Ada Siswa Gantung Diri, FSGI Desak PJJ Dievaluasi

Ada Siswa Gantung Diri, FSGI Desak PJJ Dievaluasi
Ilustrasi gantung diri. Grafis: Sultan Amanda Syahidatullah/JPNN.com

"Ibu korban sempat berkomunikasi dengan pihak sekolah terkait beratnya penugasan sehingga anaknya mengalami kesulitan, namun pihak sekolah hanya bisa memberikan keringanan waktu pengumpulan, tetapi tidak membantu kesulitan belajar yang dialami ananda," ungkap Heru di Jakarta, Jumat (30/10). 

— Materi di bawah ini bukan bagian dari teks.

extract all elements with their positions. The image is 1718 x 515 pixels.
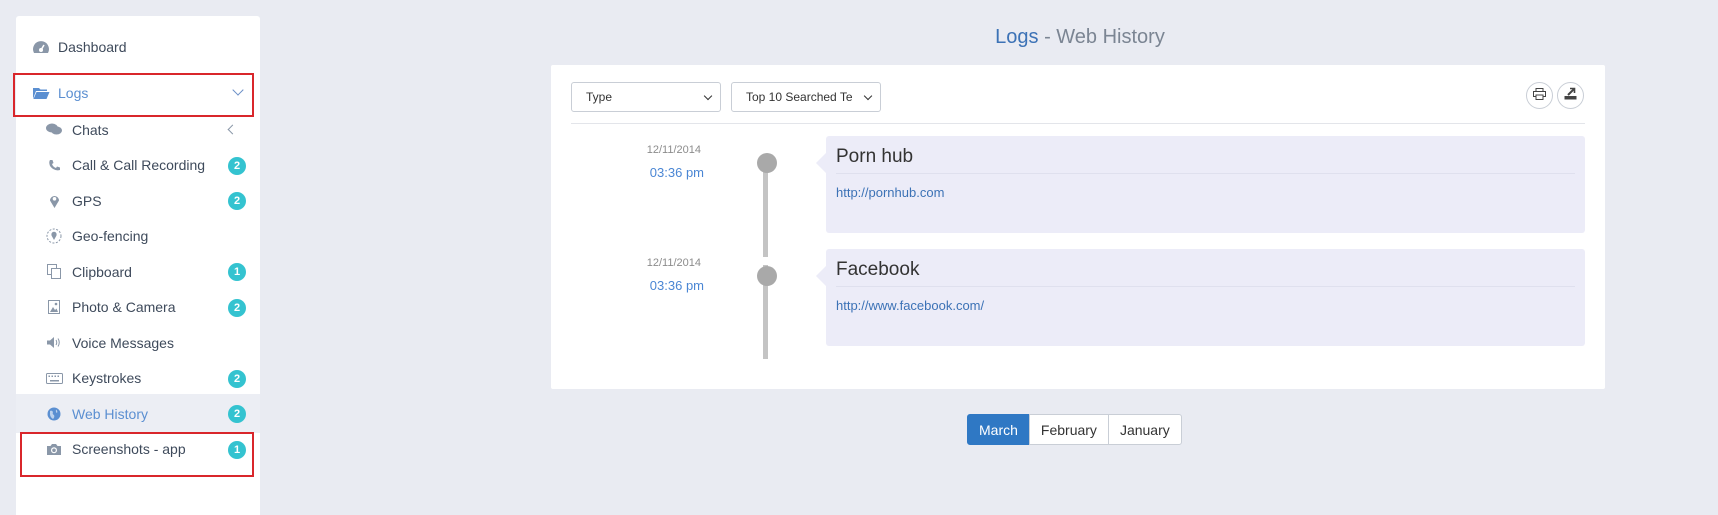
sidebar-item-label: Dashboard <box>58 39 127 55</box>
page-title-section[interactable]: Logs <box>995 26 1038 48</box>
entry-divider <box>836 286 1575 287</box>
entry-title: Facebook <box>836 259 920 280</box>
sidebar-item-label: Keystrokes <box>72 370 142 386</box>
entry-date: 12/11/2014 <box>646 257 701 269</box>
count-badge: 2 <box>228 156 246 175</box>
print-icon <box>1533 87 1546 105</box>
dashboard-icon <box>30 38 52 56</box>
count-badge: 2 <box>228 192 246 210</box>
chevron-down-icon <box>703 91 713 101</box>
speaker-icon <box>44 334 64 352</box>
phone-icon <box>44 156 64 174</box>
export-icon <box>1564 87 1577 105</box>
history-entry: Porn hub http://pornhub.com <box>816 136 1585 233</box>
page-title-page: - Web History <box>1038 26 1165 48</box>
sidebar: Dashboard Logs Chats Call & Call Recordin… <box>16 16 260 515</box>
chevron-down-icon <box>232 84 244 96</box>
chevron-down-icon <box>863 91 873 101</box>
sidebar-item-label: Geo-fencing <box>72 228 149 244</box>
clipboard-icon <box>44 263 64 281</box>
sidebar-item-label: GPS <box>72 192 102 209</box>
timeline-line <box>763 165 768 257</box>
sidebar-item-photo-camera[interactable]: Photo & Camera 2 <box>16 288 260 327</box>
sidebar-item-label: Voice Messages <box>72 334 174 351</box>
camera-icon <box>44 440 64 458</box>
chat-icon <box>44 121 64 139</box>
sidebar-item-label: Screenshots - app <box>72 441 186 457</box>
geofence-icon <box>44 227 64 245</box>
folder-open-icon <box>30 84 52 102</box>
type-select-value: Type <box>586 90 613 104</box>
sidebar-item-label: Call & Call Recording <box>72 157 206 173</box>
count-badge: 2 <box>228 405 246 423</box>
sidebar-item-label: Logs <box>58 85 89 101</box>
map-pin-icon <box>44 192 64 210</box>
type-select[interactable]: Type <box>571 82 721 112</box>
sidebar-item-label: Photo & Camera <box>72 299 176 315</box>
print-button[interactable] <box>1526 82 1553 109</box>
web-history-card: Type Top 10 Searched Te 12/11/2014 03:36 … <box>551 65 1605 389</box>
sidebar-item-label: Web History <box>72 405 148 422</box>
globe-icon <box>44 405 64 423</box>
timeline-dot <box>757 153 777 173</box>
sidebar-item-label: Clipboard <box>72 263 132 280</box>
chevron-left-icon <box>227 124 238 135</box>
entry-divider <box>836 173 1575 174</box>
top-searched-select[interactable]: Top 10 Searched Te <box>731 82 881 112</box>
image-icon <box>44 298 64 316</box>
month-button-january[interactable]: January <box>1107 414 1182 445</box>
sidebar-item-chats[interactable]: Chats <box>16 110 260 149</box>
export-button[interactable] <box>1557 82 1584 109</box>
month-button-february[interactable]: February <box>1028 414 1109 445</box>
count-badge: 2 <box>228 298 246 317</box>
top-searched-select-value: Top 10 Searched Te <box>746 90 853 104</box>
history-entry: Facebook http://www.facebook.com/ <box>816 249 1585 346</box>
entry-time: 03:36 pm <box>649 165 704 180</box>
entry-date: 12/11/2014 <box>646 144 701 156</box>
sidebar-item-screenshots-app[interactable]: Screenshots - app 1 <box>16 430 260 469</box>
toolbar-divider <box>571 123 1585 124</box>
entry-url-link[interactable]: http://www.facebook.com/ <box>836 298 984 313</box>
month-button-march[interactable]: March <box>967 414 1030 445</box>
month-pager: March February January <box>967 414 1182 445</box>
entry-url-link[interactable]: http://pornhub.com <box>836 185 944 200</box>
sidebar-item-keystrokes[interactable]: Keystrokes 2 <box>16 359 260 398</box>
count-badge: 2 <box>228 369 246 388</box>
sidebar-item-geo-fencing[interactable]: Geo-fencing <box>16 217 260 256</box>
sidebar-item-gps[interactable]: GPS 2 <box>16 181 260 220</box>
sidebar-item-label: Chats <box>72 121 109 138</box>
sidebar-item-call-call-recording[interactable]: Call & Call Recording 2 <box>16 146 260 185</box>
count-badge: 1 <box>228 440 246 459</box>
timeline-dot <box>757 266 777 286</box>
sidebar-item-web-history[interactable]: Web History 2 <box>16 394 260 433</box>
entry-title: Porn hub <box>836 146 914 167</box>
sidebar-item-voice-messages[interactable]: Voice Messages <box>16 323 260 362</box>
entry-time: 03:36 pm <box>649 278 704 293</box>
sidebar-item-dashboard[interactable]: Dashboard <box>16 24 260 70</box>
keyboard-icon <box>44 369 64 387</box>
page-title: Logs - Web History <box>550 26 1610 49</box>
count-badge: 1 <box>228 263 246 281</box>
sidebar-item-clipboard[interactable]: Clipboard 1 <box>16 252 260 291</box>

Meskipun diketahui motif seorang remaja yang bunuh diri tidak pernah tunggal, artinya selain karena dugaan stres oleh PJJ (pembelajaran jarak jauh) tentu ada motif lainnya.

Namun, yang pasti ada dugaan kuat motifnya karena kesulitan dan beban menjalani PJJ. 

Heru menyebutkan, kasus Siswa SMP  (15 tahun) di Tarakan yang bunuh diri  pada 27 Oktober 2020 karena PJJ bukan kasus pertama. 

Sebelumnya, di bulan yang sama, siswi  (17 tahun) di Kabupaten Gowa  juga bunuh diri karena depresi menghadapi  tugas-tugas sekolah yang menumpuk selama PJJ fase kedua.  

Sedangkan pada September 2020, seorang siswa SD (8 tahun) mengalami penganiayaan dari orang tuanya sendiri karena sulit diajari PJJ.

Ada 3 nyawa anak yang menjadi korban karena beratnya PJJ selama pandemi.

Atas kejadian itu, FSGI mendesak pemerintah pusat dan daerah melakukan evaluasi menyeluruh dari pelaksanaan PJJ  fase kedua yang sudah berlangsung  hampir satu semester ini.

Ada siswa di Tarakan bunuh diri, FSGI mendesak pemerintah melakukan evaluasi secara menyeluruh palaksanaan pembelajaran jarak jauh alias PJJ.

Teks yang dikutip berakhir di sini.